When asked to comment about House Speaker Nancy Pelosi’s’ comment that Barr had lied during his testimony to Congress, she said she did not see the testimony because she had committee hearings that day.
Stefanik said she did not reach any conclusions from the report different from what Barr said in his summary letter.
Stefanik is the co-lead sponsor of a bill to provide Medicare funding to train doctors to address the opioid crisis.
The Opioid Workforce Act would fund medical school residency positions, which would allow the hospital to access resources to train doctors more effectively in treating substance abuse and pain management.

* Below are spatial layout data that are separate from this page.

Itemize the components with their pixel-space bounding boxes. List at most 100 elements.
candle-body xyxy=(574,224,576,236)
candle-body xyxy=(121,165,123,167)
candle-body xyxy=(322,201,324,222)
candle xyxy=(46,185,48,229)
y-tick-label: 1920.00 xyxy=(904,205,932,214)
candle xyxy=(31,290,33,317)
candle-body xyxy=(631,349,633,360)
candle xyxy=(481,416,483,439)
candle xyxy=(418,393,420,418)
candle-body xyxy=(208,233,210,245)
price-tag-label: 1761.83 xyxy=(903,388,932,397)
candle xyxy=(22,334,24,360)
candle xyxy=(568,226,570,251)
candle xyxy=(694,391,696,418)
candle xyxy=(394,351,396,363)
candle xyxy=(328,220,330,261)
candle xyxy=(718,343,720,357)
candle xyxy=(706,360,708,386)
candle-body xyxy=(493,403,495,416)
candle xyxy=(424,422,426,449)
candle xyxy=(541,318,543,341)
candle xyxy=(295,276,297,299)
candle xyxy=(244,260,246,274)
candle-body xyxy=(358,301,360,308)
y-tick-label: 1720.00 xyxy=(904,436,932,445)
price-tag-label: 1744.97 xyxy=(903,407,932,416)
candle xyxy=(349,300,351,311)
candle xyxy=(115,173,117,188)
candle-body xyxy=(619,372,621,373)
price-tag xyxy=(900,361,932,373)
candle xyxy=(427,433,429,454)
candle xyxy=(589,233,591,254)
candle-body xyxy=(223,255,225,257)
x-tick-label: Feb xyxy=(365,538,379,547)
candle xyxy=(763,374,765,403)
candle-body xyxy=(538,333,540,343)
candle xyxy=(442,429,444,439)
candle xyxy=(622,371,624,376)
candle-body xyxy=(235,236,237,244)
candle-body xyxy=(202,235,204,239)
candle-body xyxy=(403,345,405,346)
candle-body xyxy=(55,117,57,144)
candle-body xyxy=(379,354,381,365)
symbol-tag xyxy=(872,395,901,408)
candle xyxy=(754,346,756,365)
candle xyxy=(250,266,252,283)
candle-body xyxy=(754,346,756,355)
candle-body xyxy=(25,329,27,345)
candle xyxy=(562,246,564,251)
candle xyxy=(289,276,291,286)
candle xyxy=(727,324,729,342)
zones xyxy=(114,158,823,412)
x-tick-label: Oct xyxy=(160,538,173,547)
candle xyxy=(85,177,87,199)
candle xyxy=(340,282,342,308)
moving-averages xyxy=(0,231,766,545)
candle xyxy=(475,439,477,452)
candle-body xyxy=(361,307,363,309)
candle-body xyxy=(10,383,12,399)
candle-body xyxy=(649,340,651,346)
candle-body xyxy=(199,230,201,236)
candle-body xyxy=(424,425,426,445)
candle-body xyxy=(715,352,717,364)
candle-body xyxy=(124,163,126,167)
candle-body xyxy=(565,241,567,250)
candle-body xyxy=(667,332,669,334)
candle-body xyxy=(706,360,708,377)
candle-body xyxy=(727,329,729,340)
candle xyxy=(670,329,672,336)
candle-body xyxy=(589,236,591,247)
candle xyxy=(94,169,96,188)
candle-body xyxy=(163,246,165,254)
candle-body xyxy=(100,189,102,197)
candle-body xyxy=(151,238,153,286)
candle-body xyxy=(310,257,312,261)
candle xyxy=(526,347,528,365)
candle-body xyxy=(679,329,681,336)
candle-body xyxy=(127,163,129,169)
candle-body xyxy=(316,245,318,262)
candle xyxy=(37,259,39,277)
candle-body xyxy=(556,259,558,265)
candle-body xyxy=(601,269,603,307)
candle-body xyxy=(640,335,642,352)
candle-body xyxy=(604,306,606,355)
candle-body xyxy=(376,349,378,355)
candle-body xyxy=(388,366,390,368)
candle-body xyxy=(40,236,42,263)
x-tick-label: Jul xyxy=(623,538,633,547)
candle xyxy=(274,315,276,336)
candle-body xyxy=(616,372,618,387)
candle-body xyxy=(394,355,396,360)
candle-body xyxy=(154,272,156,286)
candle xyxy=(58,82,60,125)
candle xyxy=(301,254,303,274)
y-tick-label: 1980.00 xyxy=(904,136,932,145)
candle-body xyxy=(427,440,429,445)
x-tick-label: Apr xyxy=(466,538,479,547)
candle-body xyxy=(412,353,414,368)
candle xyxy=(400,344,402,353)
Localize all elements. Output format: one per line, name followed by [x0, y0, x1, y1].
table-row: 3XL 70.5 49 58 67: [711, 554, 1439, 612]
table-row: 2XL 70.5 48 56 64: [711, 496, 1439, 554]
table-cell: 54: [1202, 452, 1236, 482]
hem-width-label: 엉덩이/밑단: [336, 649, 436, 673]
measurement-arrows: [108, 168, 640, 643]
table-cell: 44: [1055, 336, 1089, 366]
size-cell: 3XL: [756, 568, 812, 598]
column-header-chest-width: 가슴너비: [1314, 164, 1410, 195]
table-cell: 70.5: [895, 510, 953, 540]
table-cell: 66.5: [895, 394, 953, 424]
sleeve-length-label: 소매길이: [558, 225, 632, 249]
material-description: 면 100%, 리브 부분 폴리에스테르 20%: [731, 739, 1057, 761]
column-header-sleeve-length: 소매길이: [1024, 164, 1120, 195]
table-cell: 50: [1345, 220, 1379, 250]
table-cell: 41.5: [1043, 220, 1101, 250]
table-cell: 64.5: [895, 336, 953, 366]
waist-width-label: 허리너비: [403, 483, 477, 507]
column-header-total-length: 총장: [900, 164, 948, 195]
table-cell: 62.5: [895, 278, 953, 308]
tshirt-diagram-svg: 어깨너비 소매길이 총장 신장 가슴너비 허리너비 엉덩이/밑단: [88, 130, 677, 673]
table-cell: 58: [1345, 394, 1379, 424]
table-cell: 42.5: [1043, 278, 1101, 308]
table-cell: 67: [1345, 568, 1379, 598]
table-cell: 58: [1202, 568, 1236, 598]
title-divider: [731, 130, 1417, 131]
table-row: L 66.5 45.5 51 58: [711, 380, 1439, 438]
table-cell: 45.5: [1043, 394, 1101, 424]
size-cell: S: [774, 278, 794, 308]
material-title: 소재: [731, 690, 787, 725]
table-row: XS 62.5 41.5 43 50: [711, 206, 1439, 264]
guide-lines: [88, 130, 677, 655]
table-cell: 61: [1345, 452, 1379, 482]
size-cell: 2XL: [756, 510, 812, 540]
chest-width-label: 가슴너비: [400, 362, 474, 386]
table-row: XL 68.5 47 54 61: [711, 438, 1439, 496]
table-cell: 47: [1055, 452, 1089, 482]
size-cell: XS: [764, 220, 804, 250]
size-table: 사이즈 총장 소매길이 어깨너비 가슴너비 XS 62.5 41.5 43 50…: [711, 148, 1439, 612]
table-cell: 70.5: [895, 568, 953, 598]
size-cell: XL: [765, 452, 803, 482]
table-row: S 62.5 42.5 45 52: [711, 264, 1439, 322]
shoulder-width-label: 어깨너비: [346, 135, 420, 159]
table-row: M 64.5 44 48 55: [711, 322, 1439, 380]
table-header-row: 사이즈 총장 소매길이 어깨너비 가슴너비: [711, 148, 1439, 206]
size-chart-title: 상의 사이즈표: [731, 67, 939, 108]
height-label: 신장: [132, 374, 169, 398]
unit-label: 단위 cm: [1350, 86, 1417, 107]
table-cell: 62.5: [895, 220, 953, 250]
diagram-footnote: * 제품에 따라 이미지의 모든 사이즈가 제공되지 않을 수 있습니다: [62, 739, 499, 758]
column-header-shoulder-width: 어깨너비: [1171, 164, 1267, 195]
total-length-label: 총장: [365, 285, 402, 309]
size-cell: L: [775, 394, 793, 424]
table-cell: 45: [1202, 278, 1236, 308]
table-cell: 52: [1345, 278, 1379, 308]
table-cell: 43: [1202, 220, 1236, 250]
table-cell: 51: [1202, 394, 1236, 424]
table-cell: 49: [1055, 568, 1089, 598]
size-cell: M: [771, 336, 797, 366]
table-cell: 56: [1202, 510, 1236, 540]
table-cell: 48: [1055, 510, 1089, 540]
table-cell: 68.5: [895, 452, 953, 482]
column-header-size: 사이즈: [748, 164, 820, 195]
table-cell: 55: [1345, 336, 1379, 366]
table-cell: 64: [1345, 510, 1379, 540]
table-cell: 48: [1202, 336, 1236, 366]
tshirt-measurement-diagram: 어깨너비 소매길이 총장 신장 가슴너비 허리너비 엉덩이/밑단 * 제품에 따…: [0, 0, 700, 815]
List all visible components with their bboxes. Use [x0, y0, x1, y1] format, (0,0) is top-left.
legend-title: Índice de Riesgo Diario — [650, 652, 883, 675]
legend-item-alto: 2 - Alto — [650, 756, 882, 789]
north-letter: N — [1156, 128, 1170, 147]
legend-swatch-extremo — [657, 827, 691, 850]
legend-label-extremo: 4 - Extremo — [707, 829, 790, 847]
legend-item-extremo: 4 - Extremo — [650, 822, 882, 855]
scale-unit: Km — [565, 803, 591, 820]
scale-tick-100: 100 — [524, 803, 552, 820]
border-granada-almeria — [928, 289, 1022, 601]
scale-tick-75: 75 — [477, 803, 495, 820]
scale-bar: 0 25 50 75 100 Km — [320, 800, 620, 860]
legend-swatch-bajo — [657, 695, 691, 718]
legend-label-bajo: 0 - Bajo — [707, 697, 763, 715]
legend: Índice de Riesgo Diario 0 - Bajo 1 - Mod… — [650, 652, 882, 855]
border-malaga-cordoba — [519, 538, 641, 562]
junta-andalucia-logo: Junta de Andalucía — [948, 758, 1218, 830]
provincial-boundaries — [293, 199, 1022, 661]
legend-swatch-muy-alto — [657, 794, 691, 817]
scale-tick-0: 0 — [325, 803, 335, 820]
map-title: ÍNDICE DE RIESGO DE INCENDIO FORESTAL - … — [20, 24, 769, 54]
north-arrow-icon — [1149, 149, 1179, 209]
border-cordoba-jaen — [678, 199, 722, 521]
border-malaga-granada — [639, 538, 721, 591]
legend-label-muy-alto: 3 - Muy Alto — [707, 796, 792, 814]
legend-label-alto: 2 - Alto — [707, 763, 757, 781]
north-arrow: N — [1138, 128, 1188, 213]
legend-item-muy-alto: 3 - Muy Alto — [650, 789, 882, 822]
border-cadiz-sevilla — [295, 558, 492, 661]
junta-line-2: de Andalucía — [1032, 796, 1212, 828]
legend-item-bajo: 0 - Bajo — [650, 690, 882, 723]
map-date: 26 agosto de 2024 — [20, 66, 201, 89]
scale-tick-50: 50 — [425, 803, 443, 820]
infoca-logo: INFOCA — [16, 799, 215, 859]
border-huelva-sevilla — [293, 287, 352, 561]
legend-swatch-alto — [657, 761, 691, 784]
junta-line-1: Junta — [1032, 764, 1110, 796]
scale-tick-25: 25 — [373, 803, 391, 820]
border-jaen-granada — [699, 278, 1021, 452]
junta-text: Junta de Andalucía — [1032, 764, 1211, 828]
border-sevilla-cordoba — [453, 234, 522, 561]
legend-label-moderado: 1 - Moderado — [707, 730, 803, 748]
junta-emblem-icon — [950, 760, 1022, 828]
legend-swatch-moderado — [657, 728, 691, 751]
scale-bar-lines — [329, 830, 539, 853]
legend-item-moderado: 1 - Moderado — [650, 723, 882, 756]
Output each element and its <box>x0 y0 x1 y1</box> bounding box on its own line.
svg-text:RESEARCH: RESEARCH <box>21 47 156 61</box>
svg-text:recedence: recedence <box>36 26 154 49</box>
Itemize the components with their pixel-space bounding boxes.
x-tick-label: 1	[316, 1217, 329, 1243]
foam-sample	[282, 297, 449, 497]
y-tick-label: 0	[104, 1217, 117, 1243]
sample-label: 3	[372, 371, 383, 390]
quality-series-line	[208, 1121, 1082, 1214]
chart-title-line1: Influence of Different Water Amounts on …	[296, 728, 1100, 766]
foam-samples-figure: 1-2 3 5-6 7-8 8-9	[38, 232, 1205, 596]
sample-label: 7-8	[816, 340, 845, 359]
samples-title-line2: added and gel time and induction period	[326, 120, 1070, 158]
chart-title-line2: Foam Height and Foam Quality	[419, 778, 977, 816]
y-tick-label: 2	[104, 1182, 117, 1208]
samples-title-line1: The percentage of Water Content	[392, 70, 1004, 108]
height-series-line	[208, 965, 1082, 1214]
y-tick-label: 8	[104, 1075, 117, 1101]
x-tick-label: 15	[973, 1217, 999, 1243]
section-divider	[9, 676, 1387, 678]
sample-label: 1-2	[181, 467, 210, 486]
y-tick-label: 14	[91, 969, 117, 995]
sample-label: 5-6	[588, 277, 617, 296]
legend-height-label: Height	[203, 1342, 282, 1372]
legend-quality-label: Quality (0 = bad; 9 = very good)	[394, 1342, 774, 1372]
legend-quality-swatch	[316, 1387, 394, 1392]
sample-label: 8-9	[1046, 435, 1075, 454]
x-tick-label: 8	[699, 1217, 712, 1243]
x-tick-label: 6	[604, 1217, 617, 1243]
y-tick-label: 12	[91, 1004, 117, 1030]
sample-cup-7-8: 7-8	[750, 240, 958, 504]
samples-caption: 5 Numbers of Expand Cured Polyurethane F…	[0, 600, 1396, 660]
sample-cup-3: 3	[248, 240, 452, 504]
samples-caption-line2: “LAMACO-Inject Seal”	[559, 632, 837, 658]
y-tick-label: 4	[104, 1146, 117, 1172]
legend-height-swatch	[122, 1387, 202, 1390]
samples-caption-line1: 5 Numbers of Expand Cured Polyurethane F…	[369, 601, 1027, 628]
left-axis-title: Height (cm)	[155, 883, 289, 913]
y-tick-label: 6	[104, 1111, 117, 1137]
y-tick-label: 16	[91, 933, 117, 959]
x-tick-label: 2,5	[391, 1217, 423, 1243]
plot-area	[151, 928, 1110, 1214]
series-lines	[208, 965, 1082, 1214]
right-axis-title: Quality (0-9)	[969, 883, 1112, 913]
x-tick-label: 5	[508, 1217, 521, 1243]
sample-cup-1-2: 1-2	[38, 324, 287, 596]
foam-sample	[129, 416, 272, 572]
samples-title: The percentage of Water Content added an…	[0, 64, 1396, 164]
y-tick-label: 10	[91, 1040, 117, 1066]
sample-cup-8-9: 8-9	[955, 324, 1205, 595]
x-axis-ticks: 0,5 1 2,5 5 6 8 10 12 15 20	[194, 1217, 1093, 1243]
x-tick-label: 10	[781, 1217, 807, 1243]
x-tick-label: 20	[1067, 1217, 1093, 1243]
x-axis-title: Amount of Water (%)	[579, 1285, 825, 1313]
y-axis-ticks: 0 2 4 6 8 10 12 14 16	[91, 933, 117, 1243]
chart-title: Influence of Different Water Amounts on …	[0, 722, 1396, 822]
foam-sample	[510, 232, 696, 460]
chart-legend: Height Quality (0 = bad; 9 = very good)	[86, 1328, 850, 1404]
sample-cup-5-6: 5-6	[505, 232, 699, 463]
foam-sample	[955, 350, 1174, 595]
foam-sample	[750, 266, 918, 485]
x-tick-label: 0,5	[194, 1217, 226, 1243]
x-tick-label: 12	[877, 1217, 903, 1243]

“Every single person knows of a family that has been devastated by the opioid crisis, and deaths related to overdoses have outpaced car accidents as the number one killer of young people,” Stefanik said in a news release. “The number of health care professionals focused on the treatment and prevention of opioid abuse directly translates to the number of people who can be saved.”
In a rare sign of bipartisanship in Washington, Democrats and President Donald Trump appeared to come to a consensus on a $2 trillion price tag for an infrastructure package.
Stefanik said she was hopeful that something could get passed in the divided Congress.
“I think any infrastructure package needs to make sure there’s investment in rural communities. In addition to highways, it also needs to include rural broadband,” she said.
‘Victims Justice Agenda’
Sen. Betty Little, R-Queensbury, joined her Republican colleagues at a press conference last week to advocate for a package of criminal justice bills that would keep people convicted of first-degree murder behind bars for life and require parole boards to review victim impact statements before a hearing.
Little spoke at a news conference last Tuesday to talk about her “Victims’ Justice Agenda,” Senate Bill 1995, legislation that would require life imprisonment without parole for first-degree murder. Little introduced the legislation in response to the 2017 double murder of Crystal Riley and her daughter, Lilly Frasier, in their Glens Falls home. Their killer, 22-year-old Bryan Redden, pleaded guilty to first-degree murder and second-degree murder and will be eligible for parole after 44 years.
“Crystal, 33 years old, and 4-year-old Lilly were intentionally and brutally murdered. There is no second chance for them, but there will be for their killer when he is up for parole. Murder in the first degree does not warrant leniency,” Little said.
It would also impose a life sentence for persistent offenders convicted of multiple violent felonies. Other elements of the legislation would require the parole board to review impact statements and ensure the confidentiality of crime victim statements, according to a news release.
This legislation passed last year in the GOP-controlled Senate. Now, the Democrats control the Senate.
The New York State Legislature last week passed a package of bills to protect air, water and the environment.
Some of this legislation had passed the Assembly previously but had not advanced in the GOP-controlled Senate.
The bills include adding an amendment to the state constitution, guaranteeing New Yorkers a right to “clean air and water and a healthful environment.” The Child Safe Products Act would require disclosure and reporting of dangerous chemicals used in children’s goods and give the Department of Environmental Conservation the ability to ban a variety of chemicals, according to a news release from Environmental Advocates of New York.
Other bills would phase out the sale and use of the pesticide chlorpyrifos and would make permanent the Environmental Justice Advisory Group within the Department of Environmental Conservation.